Он долго смотрел в окно вслед уходившей Тосе — не на то, как она ловко, молодо и сноровисто перепрыгивает через сугробы и как мелькают среди белого, сахаристо искрящегося на предзакатном солнце снега ее пухлые ноги, обутые в черные, много раз подшитые валенки, а как она держит под мышкой его зеленую папку. Когда Тося скрылась за срубом углового деревянного дома, дядя едва удержался от того, чтобы не броситься в погоню и отобрать свою драгоценность.
— Так, блажь какого-то маляра, — пробурчал он: все, что не относилось к геологии, было ему чуждо. — И не дай ей господь потерять папку!
Дядя провел бессонную ночь, будто папка и впрямь была уже потеряна. Он не знал, что этой ночью почти не сомкнул глаз и Легостаев, весь оказавшийся во власти беспокойных дум, охвативших его, когда Тося закончила читать содержавшиеся в папке материалы.

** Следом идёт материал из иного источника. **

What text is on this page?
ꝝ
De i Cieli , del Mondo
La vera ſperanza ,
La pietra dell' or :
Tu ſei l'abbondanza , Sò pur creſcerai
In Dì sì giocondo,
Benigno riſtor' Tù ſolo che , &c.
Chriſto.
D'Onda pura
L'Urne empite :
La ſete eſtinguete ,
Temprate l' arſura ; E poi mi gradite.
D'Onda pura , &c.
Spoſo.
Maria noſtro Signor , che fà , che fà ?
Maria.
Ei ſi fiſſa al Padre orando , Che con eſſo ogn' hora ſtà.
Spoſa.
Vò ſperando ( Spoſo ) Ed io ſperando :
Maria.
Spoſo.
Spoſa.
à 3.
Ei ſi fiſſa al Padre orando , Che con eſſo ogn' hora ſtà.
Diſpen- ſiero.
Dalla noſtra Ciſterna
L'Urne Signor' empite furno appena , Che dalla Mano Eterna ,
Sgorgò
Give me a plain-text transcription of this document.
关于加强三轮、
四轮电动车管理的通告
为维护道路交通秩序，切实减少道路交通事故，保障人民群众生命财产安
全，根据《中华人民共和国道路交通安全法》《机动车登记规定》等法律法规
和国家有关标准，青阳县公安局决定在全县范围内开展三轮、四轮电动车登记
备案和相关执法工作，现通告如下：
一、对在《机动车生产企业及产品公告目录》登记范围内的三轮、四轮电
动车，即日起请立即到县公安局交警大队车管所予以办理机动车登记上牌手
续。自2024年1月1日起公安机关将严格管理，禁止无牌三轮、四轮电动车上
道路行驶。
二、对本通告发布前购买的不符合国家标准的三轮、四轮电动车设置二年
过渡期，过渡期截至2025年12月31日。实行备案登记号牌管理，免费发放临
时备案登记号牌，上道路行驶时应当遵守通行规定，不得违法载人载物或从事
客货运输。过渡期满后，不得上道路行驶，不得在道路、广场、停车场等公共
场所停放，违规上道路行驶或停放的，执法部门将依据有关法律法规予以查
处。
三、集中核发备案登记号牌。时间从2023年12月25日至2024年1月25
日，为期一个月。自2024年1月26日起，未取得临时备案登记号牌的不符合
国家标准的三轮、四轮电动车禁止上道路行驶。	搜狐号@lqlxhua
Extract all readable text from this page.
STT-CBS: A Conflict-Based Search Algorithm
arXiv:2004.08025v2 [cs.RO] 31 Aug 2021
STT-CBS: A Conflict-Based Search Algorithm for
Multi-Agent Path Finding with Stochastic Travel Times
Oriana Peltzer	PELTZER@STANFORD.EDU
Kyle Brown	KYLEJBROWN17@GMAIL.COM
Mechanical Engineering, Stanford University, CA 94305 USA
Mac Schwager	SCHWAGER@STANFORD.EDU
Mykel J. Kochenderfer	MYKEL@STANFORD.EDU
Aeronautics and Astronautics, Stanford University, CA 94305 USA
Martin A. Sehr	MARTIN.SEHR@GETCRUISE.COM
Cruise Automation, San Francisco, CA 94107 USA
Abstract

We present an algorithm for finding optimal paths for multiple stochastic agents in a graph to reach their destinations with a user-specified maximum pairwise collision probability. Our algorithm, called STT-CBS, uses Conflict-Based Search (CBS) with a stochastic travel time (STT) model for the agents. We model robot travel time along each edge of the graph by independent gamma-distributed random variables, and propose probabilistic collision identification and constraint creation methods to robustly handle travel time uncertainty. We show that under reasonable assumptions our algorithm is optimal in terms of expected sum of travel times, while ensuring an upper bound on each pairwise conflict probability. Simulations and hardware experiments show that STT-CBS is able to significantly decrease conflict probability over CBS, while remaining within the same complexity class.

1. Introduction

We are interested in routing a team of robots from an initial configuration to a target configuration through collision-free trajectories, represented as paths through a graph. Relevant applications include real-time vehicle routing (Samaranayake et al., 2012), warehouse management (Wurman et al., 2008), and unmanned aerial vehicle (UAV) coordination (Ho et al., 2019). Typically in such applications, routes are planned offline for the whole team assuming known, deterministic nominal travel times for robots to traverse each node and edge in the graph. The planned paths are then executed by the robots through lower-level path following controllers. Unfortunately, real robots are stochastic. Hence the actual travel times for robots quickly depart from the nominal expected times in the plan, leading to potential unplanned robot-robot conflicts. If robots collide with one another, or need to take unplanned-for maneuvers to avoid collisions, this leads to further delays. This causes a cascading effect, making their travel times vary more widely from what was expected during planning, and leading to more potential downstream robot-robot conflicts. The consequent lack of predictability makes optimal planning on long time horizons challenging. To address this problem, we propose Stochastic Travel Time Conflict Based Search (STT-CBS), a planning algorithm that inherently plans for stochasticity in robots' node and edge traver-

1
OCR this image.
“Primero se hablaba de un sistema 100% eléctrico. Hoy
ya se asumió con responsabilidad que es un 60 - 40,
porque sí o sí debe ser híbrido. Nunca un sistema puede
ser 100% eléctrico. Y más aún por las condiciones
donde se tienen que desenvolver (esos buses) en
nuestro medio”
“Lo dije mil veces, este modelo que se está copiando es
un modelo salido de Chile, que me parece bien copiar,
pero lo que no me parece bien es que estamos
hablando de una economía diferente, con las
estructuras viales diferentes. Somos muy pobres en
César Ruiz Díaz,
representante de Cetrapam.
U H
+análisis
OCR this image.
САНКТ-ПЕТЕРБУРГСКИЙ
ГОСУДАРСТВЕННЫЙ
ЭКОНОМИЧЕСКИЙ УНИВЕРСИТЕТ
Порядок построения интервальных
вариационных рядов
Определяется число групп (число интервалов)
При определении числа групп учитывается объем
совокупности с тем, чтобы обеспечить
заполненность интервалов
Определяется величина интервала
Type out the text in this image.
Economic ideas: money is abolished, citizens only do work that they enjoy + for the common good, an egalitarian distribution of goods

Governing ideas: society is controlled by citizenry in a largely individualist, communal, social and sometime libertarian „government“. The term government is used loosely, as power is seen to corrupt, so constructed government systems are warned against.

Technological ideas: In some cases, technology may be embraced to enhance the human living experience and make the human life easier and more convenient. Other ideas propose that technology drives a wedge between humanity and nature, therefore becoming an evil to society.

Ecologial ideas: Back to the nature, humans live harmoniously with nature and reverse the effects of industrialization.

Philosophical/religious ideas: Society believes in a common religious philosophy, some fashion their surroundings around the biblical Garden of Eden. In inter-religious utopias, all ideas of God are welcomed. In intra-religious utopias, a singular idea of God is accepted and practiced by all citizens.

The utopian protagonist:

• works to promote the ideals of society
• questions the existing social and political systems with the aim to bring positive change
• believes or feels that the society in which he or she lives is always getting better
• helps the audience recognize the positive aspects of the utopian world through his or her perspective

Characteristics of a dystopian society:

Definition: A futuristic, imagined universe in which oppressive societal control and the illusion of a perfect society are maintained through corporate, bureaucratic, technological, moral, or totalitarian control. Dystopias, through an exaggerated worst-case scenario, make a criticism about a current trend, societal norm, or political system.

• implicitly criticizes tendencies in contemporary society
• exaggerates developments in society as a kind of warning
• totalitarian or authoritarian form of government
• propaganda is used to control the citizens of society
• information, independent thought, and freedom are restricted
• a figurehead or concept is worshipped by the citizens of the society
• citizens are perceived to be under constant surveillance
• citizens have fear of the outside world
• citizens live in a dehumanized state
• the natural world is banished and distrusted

Сперва ему хотелось узнать о поисках нефти в Сибири только по той абсолютно ясной причине, что этой работой занималась Ирина. Но после того как Тося познакомила его с материалами, дотоле вовсе ему не известными, он понял, что дело тут не только в Ирине: его захватило и покорило предчувствие небывалых открытий, у истоков которых она, его (да-да, его) Ирина, стоит, и ощутил прямую сопричастность своей судьбы с судьбой этого сурового края, в который занесла его война.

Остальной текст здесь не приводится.